Cowley’in bu açıklamasını psikolog James F. Masterson “gerçek kendilik, sahte kendilik, anlam arayışı” tanımları üzerinden yorumlarken psikolojide yaygın olarak kullanılan “yabancılaşma” kavramıyla da bağlantılar kuruyor.(1) “Anlam arayışı kişinin gerçek kendiliğinin dışa vurumunun arayışıdır,” diyen Masterson’un(2) “anlam arayışı” vurgusu bize felsefe ve dinde de aynı vurgunun yapıldığını hatırlatıyor. Tıpkı semavî dinlerin başlangıcında karşımıza çıkan Hz. İbrahim hikâyesinde olduğu gibi: Hz. İbrahim, yaşadığı, kendisini ait hissettiği toplumdan bir tür yabancılaşma yaşar. Yabancılaşma onu bir anlam arayışına iter. Böylece Avram yeni bir gerçeklik olarak kendini “Avram” olandan “Abraham” olana taşır (Tevkin 17/5). Bir anlamda psikolojide “sahte kendilik” olarak yorumlanan “yabancılaşma”, dini literatürde “irade” kavramının devreye girmesiyle “zorunlu yeni gerçeklikler”in inşasına zemin hazırlayan bir unsura dönüşür.

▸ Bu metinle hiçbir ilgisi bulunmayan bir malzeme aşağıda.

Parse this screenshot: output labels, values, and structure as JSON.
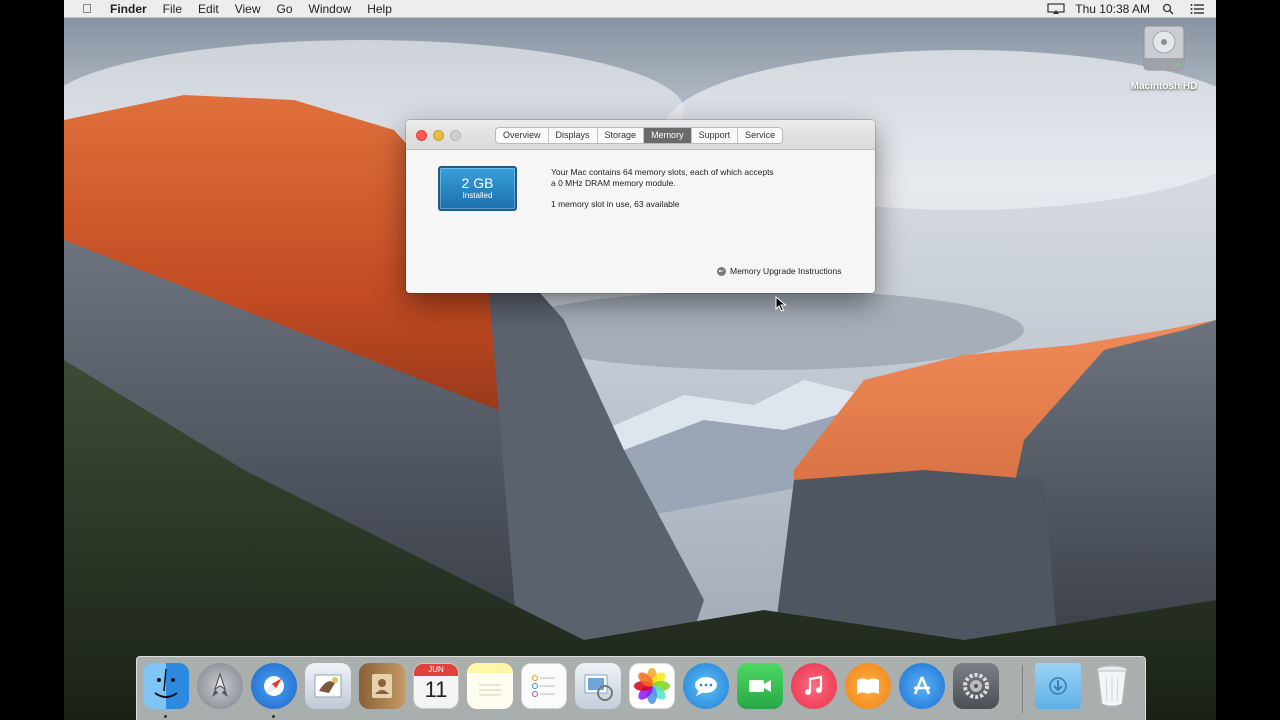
{
  "menubar": {
    "apple_icon": "apple-icon",
    "app_name": "Finder",
    "menus": [
      "File",
      "Edit",
      "View",
      "Go",
      "Window",
      "Help"
    ],
    "clock": "Thu 10:38 AM",
    "status_icons": [
      "airplay-icon",
      "search-icon",
      "notification-list-icon"
    ]
  },
  "desktop": {
    "hd_label": "Macintosh HD"
  },
  "about_window": {
    "tabs": [
      "Overview",
      "Displays",
      "Storage",
      "Memory",
      "Support",
      "Service"
    ],
    "active_tab": "Memory",
    "memory_size": "2 GB",
    "memory_status": "Installed",
    "info_line1": "Your Mac contains 64 memory slots, each of which accepts",
    "info_line2": "a 0 MHz DRAM memory module.",
    "slots_text": "1 memory slot in use, 63 available",
    "upgrade_link": "Memory Upgrade Instructions"
  },
  "dock": {
    "apps": [
      {
        "name": "Finder",
        "icon": "finder-icon",
        "color": "#3c9be8",
        "running": true
      },
      {
        "name": "Launchpad",
        "icon": "launchpad-icon",
        "color": "#8c9199",
        "running": false
      },
      {
        "name": "Safari",
        "icon": "safari-icon",
        "color": "#2f87e6",
        "running": true
      },
      {
        "name": "Mail",
        "icon": "mail-icon",
        "color": "#d9dfe8",
        "running": false
      },
      {
        "name": "Contacts",
        "icon": "contacts-icon",
        "color": "#b88a52",
        "running": false
      },
      {
        "name": "Calendar",
        "icon": "calendar-icon",
        "color": "#f4f4f4",
        "running": false
      },
      {
        "name": "Notes",
        "icon": "notes-icon",
        "color": "#f7e56b",
        "running": false
      },
      {
        "name": "Reminders",
        "icon": "reminders-icon",
        "color": "#f8f8f8",
        "running": false
      },
      {
        "name": "Preview",
        "icon": "preview-icon",
        "color": "#e0e6ee",
        "running": false
      },
      {
        "name": "Photos",
        "icon": "photos-icon",
        "color": "#ffffff",
        "running": false
      },
      {
        "name": "Messages",
        "icon": "messages-icon",
        "color": "#43a6ea",
        "running": false
      },
      {
        "name": "FaceTime",
        "icon": "facetime-icon",
        "color": "#36c24a",
        "running": false
      },
      {
        "name": "iTunes",
        "icon": "itunes-icon",
        "color": "#ee3a55",
        "running": false
      },
      {
        "name": "iBooks",
        "icon": "ibooks-icon",
        "color": "#f08a1e",
        "running": false
      },
      {
        "name": "App Store",
        "icon": "app-store-icon",
        "color": "#2f8ee8",
        "running": false
      },
      {
        "name": "System Preferences",
        "icon": "system-preferences-icon",
        "color": "#6d7178",
        "running": false
      },
      {
        "name": "Downloads",
        "icon": "downloads-folder-icon",
        "color": "#79c3ee",
        "running": false
      },
      {
        "name": "Trash",
        "icon": "trash-icon",
        "color": "#e9edf1",
        "running": false
      }
    ],
    "calendar_month": "JUN",
    "calendar_day": "11"
  }
}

Hz. İbrahim’in kendini bilme isteği, “Tanrı’nın tüm fenomenleri varoluşa getirirken duyduğu isteğe benzemektedir” de diyebiliriz; O, “gizli bir hazine” olarak bilinmek ister ve âmâ’dan arş’a yayılmaya başlar.(3) Tanrı, “bir tek, doğurmamış, doğurulmamış” (İhlas/1-3) olarak “bilmek” için kendinden yabancılaşma sürecini kendi iradesi ile kendi için gerçekleştirirken, “âlem” olarak cilasız bir aynaya, “insan” olarak hem o aynanın cilası hem de âlemin seyredildiği bir “göz bebeği”ne dönüşür.(4)

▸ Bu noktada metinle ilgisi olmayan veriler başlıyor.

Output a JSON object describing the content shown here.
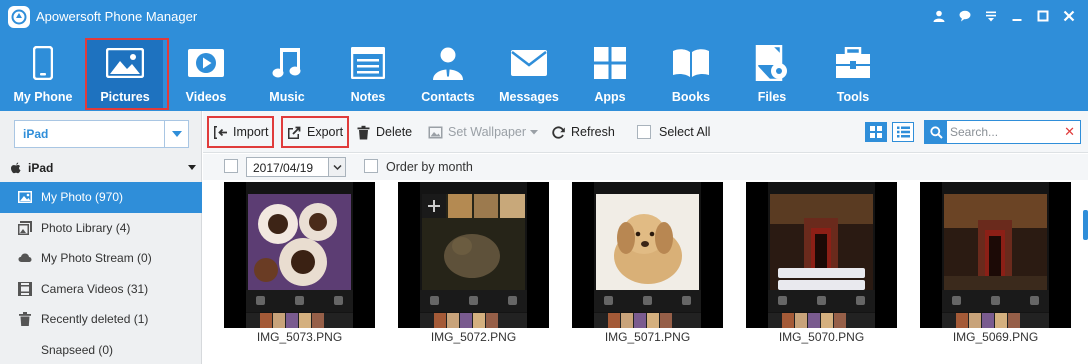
{
  "app": {
    "title": "Apowersoft Phone Manager"
  },
  "nav": {
    "items": [
      {
        "label": "My Phone",
        "icon": "phone-icon"
      },
      {
        "label": "Pictures",
        "icon": "picture-icon",
        "active": true
      },
      {
        "label": "Videos",
        "icon": "video-icon"
      },
      {
        "label": "Music",
        "icon": "music-note-icon"
      },
      {
        "label": "Notes",
        "icon": "notes-icon"
      },
      {
        "label": "Contacts",
        "icon": "contact-person-icon"
      },
      {
        "label": "Messages",
        "icon": "envelope-icon"
      },
      {
        "label": "Apps",
        "icon": "apps-grid-icon"
      },
      {
        "label": "Books",
        "icon": "book-icon"
      },
      {
        "label": "Files",
        "icon": "file-gear-icon"
      },
      {
        "label": "Tools",
        "icon": "toolbox-icon"
      }
    ]
  },
  "device": {
    "selected": "iPad",
    "header": "iPad"
  },
  "sidebar": {
    "items": [
      {
        "label": "My Photo (970)",
        "icon": "photo-icon",
        "active": true
      },
      {
        "label": "Photo Library (4)",
        "icon": "photo-library-icon"
      },
      {
        "label": "My Photo Stream (0)",
        "icon": "cloud-stream-icon"
      },
      {
        "label": "Camera Videos (31)",
        "icon": "film-icon"
      },
      {
        "label": "Recently deleted (1)",
        "icon": "trash-icon"
      },
      {
        "label": "Snapseed (0)",
        "icon": ""
      }
    ]
  },
  "toolbar": {
    "import": "Import",
    "export": "Export",
    "delete": "Delete",
    "set_wallpaper": "Set Wallpaper",
    "refresh": "Refresh",
    "select_all": "Select All",
    "search_placeholder": "Search..."
  },
  "filter": {
    "date": "2017/04/19",
    "order_label": "Order by month"
  },
  "photos": [
    {
      "name": "IMG_5073.PNG"
    },
    {
      "name": "IMG_5072.PNG"
    },
    {
      "name": "IMG_5071.PNG"
    },
    {
      "name": "IMG_5070.PNG"
    },
    {
      "name": "IMG_5069.PNG"
    }
  ],
  "colors": {
    "header_blue": "#2f8ed9",
    "active_blue": "#1e72bf",
    "highlight_red": "#e03b3b"
  }
}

Bu anlatımda Tanrı’nın “doğurmamış ve doğurulmamış” olması bizi geçmiş ya da geleceği olan bir Tanrı tasarımı yapmaktan alıkoymaktadır. Gerçeklikten gerçekliğe geçiş olan bir hareketle karşılaşırız ve hareket hep “şimdiki zamanda” bulunmaktadır. Geçmiş ve geleceğe atılan Tanrı tasarımı aynı zamanda “doğurulmamış” olan insanı da zorunlu olarak geçmiş ve geleceğe atar ve bu durum, psikolojide sözü edilen “yabancılaşma” kavramı ile bağlantılı olabilir.

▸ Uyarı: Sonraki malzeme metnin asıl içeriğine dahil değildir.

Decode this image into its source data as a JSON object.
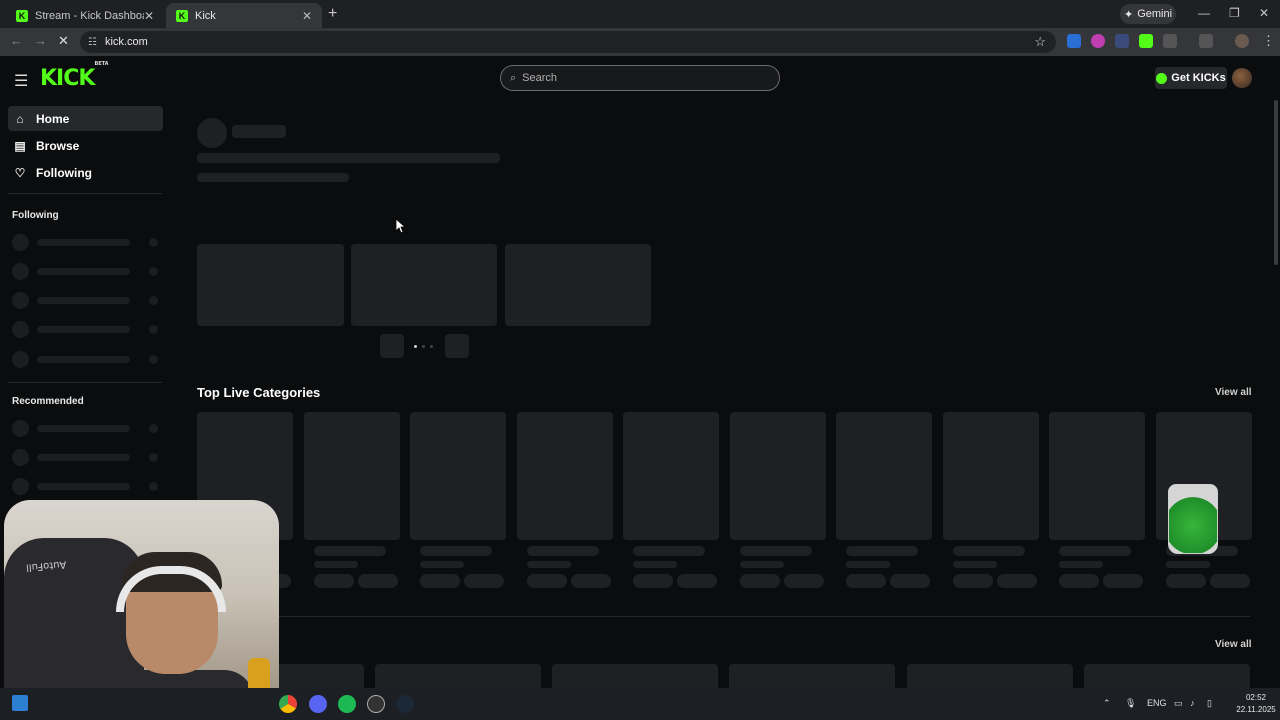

Filozof Ludwig Andreas Feuerbach’a baktığımızdaysa yabancılaşma konusunda farklı bir yorumla karşılaşırız. Yabancılaşmayı Tanrı’yla ilişkilendirirken Feuerbach: “Yabancılaşan Tanrı değil, insandır,” der. Feuerbach’ta “Kendi kendine yabancılaşmış insan” olarak kendini gösteren Tanrı, insanın kendine yabancılaşmasına neden olan yabancı bir varlıktır.(5) Bu Tanrı, imajiner (sanal) bir tanrıdır ve yine şimdiki zamanda değil, ancak insan zihninde, geçmiş ve gelecek zamanda varlık gösterebilmektedir. Feuerbach’ın yaptığı din eleştirisinde “Dinlerin Tanrısı” bir gerçekliğe sahip değildir.
“Gerçek – yabancılaşma – şimdiki zaman” ilişkisi psikoloji, felsefe ve din tartışmalarında olduğu kadar “bilişim teknolojileri”, hızla büyüyen “sanal gerçeklik” ve “yapay zekâ” tanımlamalarında da kendini gösterir. Literatüre geçen ve kabul görmüş “gerçek” tanımına aykırı gibi duran bu yeni bilgi türü “yabancılaşma aracı” olarak tanımlandığı gibi “yeni gerçekliğe zorunlu geçiş” olarak da yorumlanabilir.
“Gerçek; ideal, koşullu, potansiyel ya da mümkün olana karşıt, aktüel, somut, olgusal ve zihinden bağımsız bir var oluşa sahip olan, kurgusal, yanıltıcı, gerçek olmayan, yapay, fantezi ya da imgesel olana karşıt olan, geçmiş ya da gelecekte veya teorik bir yapım olarak değil de, şimdi fiilen var olandır.”(6) Bu tanım gerçekliği “şimdiki zamanda fiilen var olan” olarak konumlarken imgesel olanı gerçeklik dışına iterek “simülasyon” ve “sanal gerçeklik” kavramlarının anlaşılmasını bir anlamda zorlaştırır.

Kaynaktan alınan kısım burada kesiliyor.